I would prefer global forgiveness for all sin (aka, screw-ups or worse) and fresh, new beginnings in every niche of life. And that, by His grace alone, is my ultimate position before God.
But unpleasantness and disappointment linger in our mortal frames and spheres, and jolly goodwill and joy, joy, joy, are not necessarily to be reaped where bitter tidings were sown.
There isn’t always a waiver due to extenuating circumstances, like the way we felt treated, or depression, or ill-founded, (though perhaps emotionally well-funded) hardness.
Changes of heart somehow don’t get synchronized throughout the population, or even within families or other relationships. We may celebrate our own transformed perspective, and still feel the loss when someone else isn’t changed in the same way, or on the same schedule.

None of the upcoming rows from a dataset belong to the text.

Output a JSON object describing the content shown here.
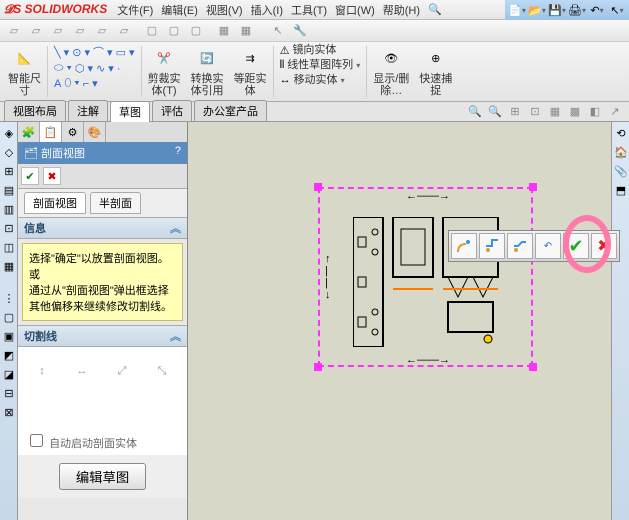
{
  "app": {
    "name": "SOLIDWORKS"
  },
  "menubar": {
    "items": [
      "文件(F)",
      "编辑(E)",
      "视图(V)",
      "插入(I)",
      "工具(T)",
      "窗口(W)",
      "帮助(H)"
    ]
  },
  "qat_icons": [
    "new",
    "open",
    "save",
    "print",
    "undo",
    "select"
  ],
  "ribbon": {
    "smartDim": "智能尺\n寸",
    "trim": "剪裁实\n体(T)",
    "convert": "转换实\n体引用",
    "offset": "等距实\n体",
    "mirror": "镜向实体",
    "linearPattern": "线性草图阵列",
    "move": "移动实体",
    "showHide": "显示/删\n除…",
    "quickSnap": "快速捕\n捉"
  },
  "tabs": [
    "视图布局",
    "注解",
    "草图",
    "评估",
    "办公室产品"
  ],
  "activeTab": 2,
  "panel": {
    "title": "剖面视图",
    "help": "?",
    "subtabs": [
      "剖面视图",
      "半剖面"
    ],
    "activeSubtab": 0,
    "info": {
      "head": "信息",
      "line1": "选择\"确定\"以放置剖面视图。",
      "or": "或",
      "line2": "通过从\"剖面视图\"弹出框选择其他偏移来继续修改切割线。"
    },
    "cutline": {
      "head": "切割线",
      "autoStart": "自动启动剖面实体"
    },
    "editSketch": "编辑草图"
  },
  "floatToolbar": {
    "buttons": [
      "offset-a",
      "offset-b",
      "offset-c",
      "undo",
      "ok",
      "cancel"
    ]
  },
  "colors": {
    "highlight": "#ff7aa8",
    "selectionBox": "#ff30ff",
    "canvas": "#d8d8c8",
    "infobox": "#ffffb8"
  }
}
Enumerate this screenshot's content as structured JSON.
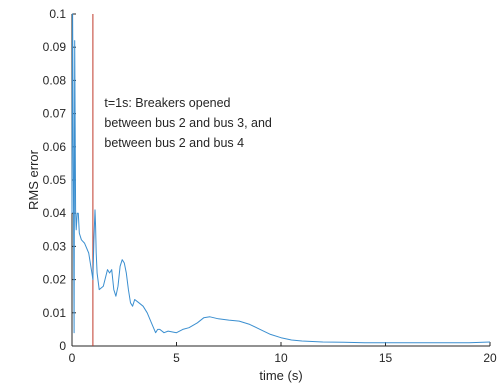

Some things are just hard, and some hard things just stay hardened.
Wringing hands may appear busy to the hand-wringer, but wringing hands are neither upholding nor anointing one’s fellows.
Sometimes, “It’s hard” is the hardest thing to say, because it makes us feel helpless to say it. But we are helpless, and “It’s hard” is a profoundly understanding thing to say, because it avows the unalterable fact of our helplessness, and turns us toward our only real help. Psalm 54:4.
With the grace of help, hard things don’t have to harden us. But they may still be hard.